To that end, we indicated that while firm answers regarding child custody were virtually impossible to provide given that every situation is different, spouses should nevertheless be aware that a court will award both physical custody and legal custody, with the former referring to where and with whom a child will reside. 

We’ll continue this discussion in today’s post, examining what it means to be awarded legal custody.

Legal custody

In general, legal custody refers to the ability of a parent to participate in important decisions relating to the care and upbringing of a child. This includes making determinations involving education, religious instruction, medical care, dental care and other vital issues.

In general, courts prefer what are known as joint legal custody arrangements, whereby legal custody is awarded to both parents, who are then tasked with working together to reach mutually acceptable decisions concerning their child in the years ahead.

To see how something like this might work, consider the example from our last post of the sole physical custody arrangement involving a child who lives with their mother, and who sees their father primarily on the weekends and/or holidays.

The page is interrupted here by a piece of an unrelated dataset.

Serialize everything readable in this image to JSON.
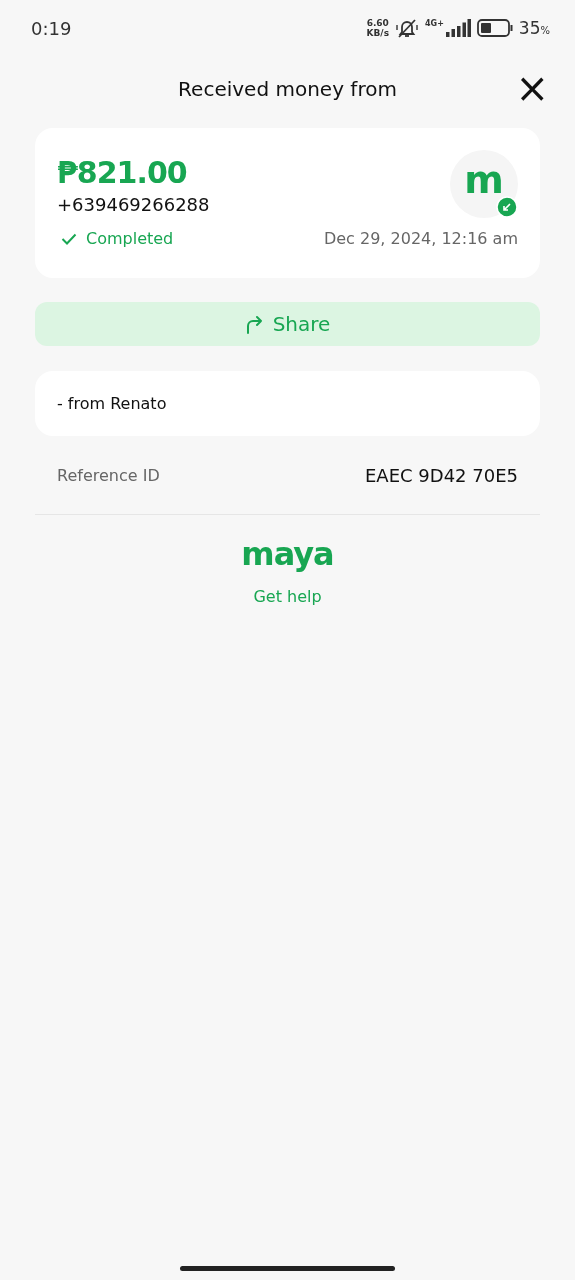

If a joint legal custody arrangement was ordered in this situation, both the mother and father would have an equal interest in such matters as where the child would go to school, whether they would be raised in a particular faith and whether they should undergo a certain medical procedure.

It’s important for parents to understand that here in Nebraska, the court will generally not approve a joint legal custody arrangement unless both parents are willing to testify that they are capable of cooperation in these matters. Furthermore, they should understand that in the event that they are unable to reach a mutually acceptable decision concerning the child, the parent with custody will have the final say.